Koltukta bilerek hayvan gibi yayıldım, bu sayede başımı Gürbüz’ün omzuna yaslayabiliyordum.. O da kolunu omzuma atmıştı.. Bu çocuğun kendine has bir kokusu vardı.. Ter desem değil, parfüm desem o da değil; hani herkesin bi öz-kokusu vardır ya.. Ben Gürbüzü koklamaya doyamıyordum.. Ne zaman böyle omzuna yatsam ya da yan yana yürüsek burun deliklerim bozuk para gibi açılıyordu..ve yine burun deliklerimi açmış Gürbüz’ü çekiyordum içime.. Sapık mıyım neyim abi, koklama fetişim var sanırım.. Kıyafetlerimi koklaya koklaya ayırıyordum, gün içinde onlarca kez elimi kokluyordum, şimdi farkına vardım ki ben Gürbüz”ü de harıl harıl kokluyordum..

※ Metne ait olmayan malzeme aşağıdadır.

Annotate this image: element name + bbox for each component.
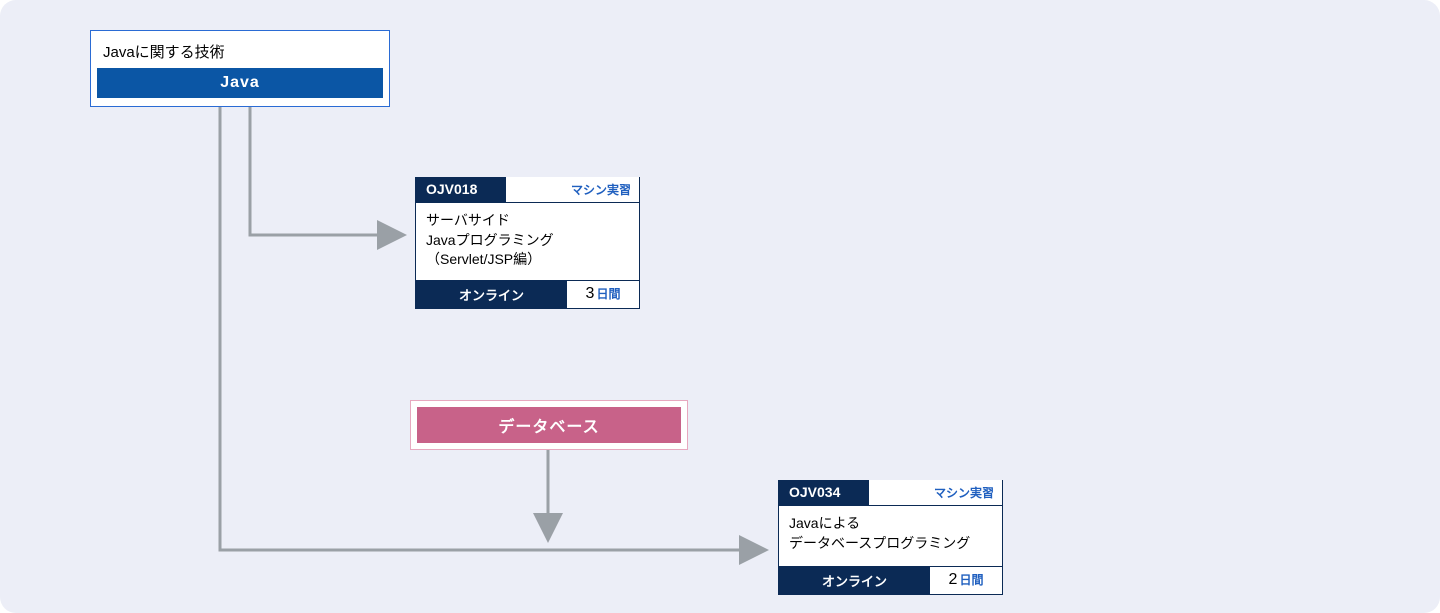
course-title-line: Javaプログラミング	[426, 231, 629, 251]
diagram-canvas: Javaに関する技術 Java データベース OJV018 マシン実習 サーバサ…	[0, 0, 1440, 613]
course-tag: マシン実習	[926, 480, 1002, 505]
course-mode: オンライン	[416, 281, 567, 308]
course-title: Javaによる データベースプログラミング	[779, 506, 1002, 566]
duration-number: 3	[586, 285, 595, 302]
group-java: Javaに関する技術 Java	[90, 30, 390, 107]
course-code: OJV018	[416, 177, 506, 202]
chip-database: データベース	[417, 407, 681, 443]
chip-java: Java	[97, 68, 383, 98]
course-duration: 3日間	[567, 281, 639, 308]
card-foot: オンライン 2日間	[779, 566, 1002, 594]
duration-number: 2	[949, 571, 958, 588]
course-code: OJV034	[779, 480, 869, 505]
course-title: サーバサイド Javaプログラミング （Servlet/JSP編）	[416, 203, 639, 280]
card-head: OJV018 マシン実習	[416, 177, 639, 203]
group-java-title: Javaに関する技術	[97, 37, 383, 68]
course-title-line: データベースプログラミング	[789, 534, 992, 554]
card-head: OJV034 マシン実習	[779, 480, 1002, 506]
course-title-line: サーバサイド	[426, 211, 629, 231]
card-foot: オンライン 3日間	[416, 280, 639, 308]
course-card-ojv018[interactable]: OJV018 マシン実習 サーバサイド Javaプログラミング （Servlet…	[415, 177, 640, 309]
course-mode: オンライン	[779, 567, 930, 594]
duration-unit: 日間	[959, 573, 983, 587]
course-card-ojv034[interactable]: OJV034 マシン実習 Javaによる データベースプログラミング オンライン…	[778, 480, 1003, 595]
course-duration: 2日間	[930, 567, 1002, 594]
course-tag: マシン実習	[563, 177, 639, 202]
course-title-line: （Servlet/JSP編）	[426, 250, 629, 270]
duration-unit: 日間	[596, 287, 620, 301]
group-database: データベース	[410, 400, 688, 450]
course-title-line: Javaによる	[789, 514, 992, 534]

Hafta boyunca idare ET’nin kitapçıktaki çizimleri benim yaptığım konusunda uyanmadı.. İşin garip tarafı, çizimleri gören hocalar onları benim çizdiğimi bilmelerine rağmen idareye karşı beni koruyup adımı sır gibi sakladılar.. Hayatımda ilk kez sisteme aykırı bir eylemim sistemin adamları tarafından görmezden gelinmişti.. O yüzden ben de dertsiz tasasız Gürbüz’ü koklayabileceğim bir cuma gecesinin keyfini çıkarıyordum.. Bu haftasonu, haftalardan beri ilk kez Keş cezalı değildi, siktirolup gitmişti evine. ve Gürbüzle uzuuuuuun bir aradan sonra yine yalnız kalabilmiştim.. “Özlemişim danayı” diye geçiriyordum içimden beraber televizyon izlerken.. Başım omzunda yaslı dururken, dudaklarım boynuna değdi değecek şekildeydi.. Kantinde de çok fazla kişi olmadığından sermiştik taşakları iyice.. Ara ara bana dönüp izlediğimiz Yeşilçam filmi hakkında espri yapıyordu.. Yaptığı esprilere gülüyordum gülmesine, Gürbüz espri yapmış gülünmez mi ama konuşurken filme dalıp konuştuğu şeyi unutsa ve bana “Az önce ne diyordum?” diye sorsa hönk diye kalırdım orda.. Dediklerinden birini bile dinlemiyordum.. O an burnumun ucuna değen boynunun sefasını sürüyordum.. Bir elim de beliyle karnı arasındaydı.. Bu yaşıma kadar seks için para ödememiştim ama Gürbüz o an “Seni sikerim ama bana şu kadar ödemen gerek” dese hiç düşünmeden kredi bile çekerdim..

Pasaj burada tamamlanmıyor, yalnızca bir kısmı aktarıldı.